In BMW's case, the human is never really "out of the loop" - something I suspect is important in human-machine collaboration. Again I'll quote Mindell's book, this time writing now about space travel:
Nearly fifty years ago, when Neil Armstrong landed the lunar module on the moon, he had both a HUD and an autoland. The HUD was an early, passive design—a series of angle markings etched into Armstrong’s window. The onboard computer read out a number on an LED-like display, and if Armstrong positioned his head correctly he could look through that angle marked on the window. Directly behind the indicated number, then, he saw the actual spot on the moon that the computer was flying him toward.
If he didn’t like the designated area because of rocks or craters, he could give a momentary jog to the joystick in his hand and “redesignate” the landing area fore, aft, or right or left, almost like moving a cursor with a mouse to tell the computer where to land. The computer would then recalculate the trajectory it would use to guide the landing, and give him a new number for where to look. Armstrong could redesignate the landing zone as many times as he liked in a human/machine collaboration that allowed the two to converge and agree on the ideal landing zone, whence the autoland would bring the craft safely down.
But Armstrong never used the autoland. On Apollo 11, he didn’t like the spot the computer had selected for him because there was a crater, and rocks were in the way. Rather than redesignate, a few hundred feet above the moon’s surface he turned off the automated feature and landed in a less automated mode...
The space shuttle, too, had an autoland system...On every single flight, the shuttle commanders turned off the automation well before landing and hand flew the vehicle to the ground.
I asked former shuttle commanders why they didn’t use the autoland even though they had trained for it in simulators and in simulated landings in the shuttle practice aircraft. They responded that if something had gone wrong and they needed to intervene manually, it would be too difficult and disruptive to “get into the loop” so near to the landing (also, the sensitive ground equipment required to guide the autoland was not available at all of the shuttle’s backup landing sites). Given that you’ve got only one chance to land a shuttle, you might as well hand fly it in.

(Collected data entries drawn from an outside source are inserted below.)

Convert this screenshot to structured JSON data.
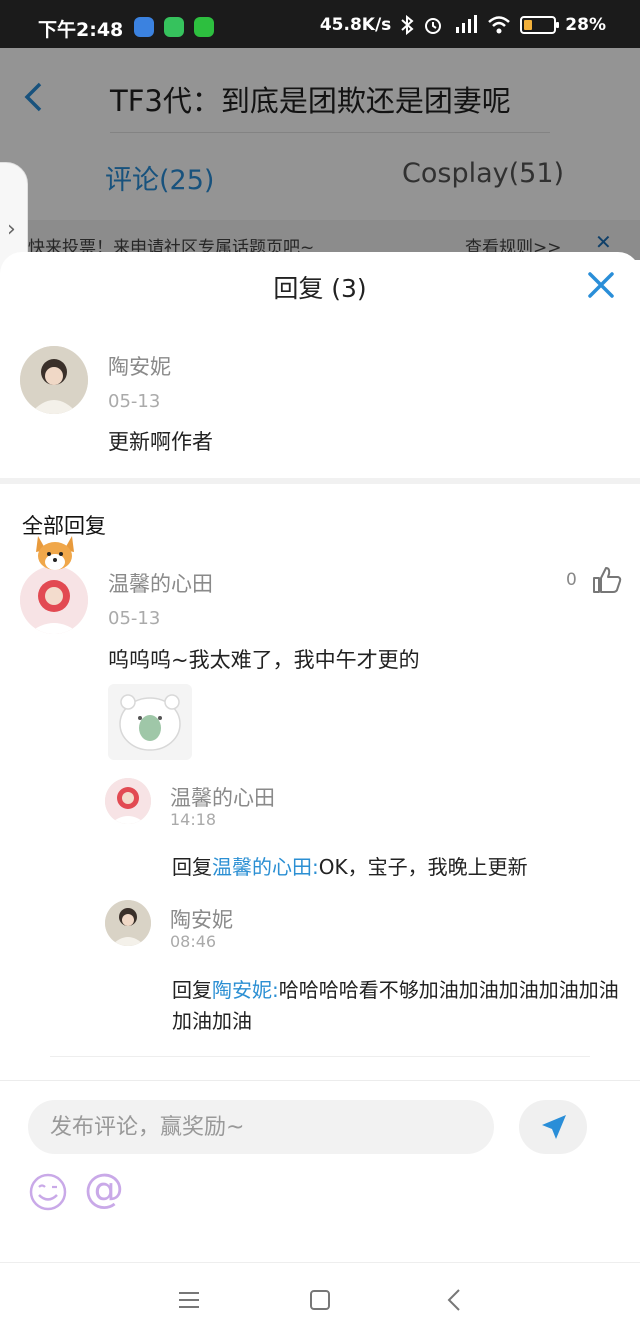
{
  "status_bar": {
    "time": "下午2:48",
    "network_speed": "45.8K/s",
    "battery": "28%",
    "battery_level": 0.28
  },
  "page": {
    "title": "TF3代：到底是团欺还是团妻呢",
    "tabs": [
      {
        "label": "评论(25)",
        "active": true
      },
      {
        "label": "Cosplay(51)",
        "active": false
      }
    ],
    "notice": {
      "text": "快来投票！来申请社区专属话题页吧~",
      "rule_link": "查看规则>>"
    }
  },
  "sheet": {
    "title": "回复 (3)",
    "comment": {
      "author": "陶安妮",
      "date": "05-13",
      "text": "更新啊作者"
    },
    "section_title": "全部回复",
    "reply": {
      "author": "温馨的心田",
      "date": "05-13",
      "likes": "0",
      "text": "呜呜呜~我太难了，我中午才更的"
    },
    "sub_replies": [
      {
        "author": "温馨的心田",
        "time": "14:18",
        "prefix": "回复",
        "target": "温馨的心田:",
        "text": "OK，宝子，我晚上更新"
      },
      {
        "author": "陶安妮",
        "time": "08:46",
        "prefix": "回复",
        "target": "陶安妮:",
        "text": "哈哈哈哈看不够加油加油加油加油加油加油加油"
      }
    ]
  },
  "composer": {
    "placeholder": "发布评论，赢奖励~",
    "at_symbol": "@"
  },
  "colors": {
    "accent": "#2a8ed8",
    "link": "#2b8fd3",
    "close": "#2a8ed8"
  }
}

Like Kowalski, I genuinely want CAD software to become my "partner in exploration." Like him, I agree that the era of computer aided documentation is outdated. But whether our computers end up being creative or not, I want to communicate with them in a way that respects their abilities - and my own. And I don't think that "well stated problems" are it.
I'll close with a final thought from Mindell, this time from an interview he gave to EconTalk:
We have yet to build a system that has no human involvement. There's just human involvement displaced in space or displaced in time. Again, the coders who embed their world view and their assumptions into the machine, or any other kind of designer - every last little bracket or tire on a vehicle has the worldview of the humans who built it embedded into it. For any autonomous system, you can always find the wrapper of human activity...Otherwise the system isn't useful.
At nTopology, we know that Computer Aided Design will be an increasingly collaborative process. Our goal, then, is to integrate automation in the most useful ways possible - the ones that produce the most effective, efficient parts. I believe that keeping engineers fully in the loop is the way to do that - and am looking forward to making it happen.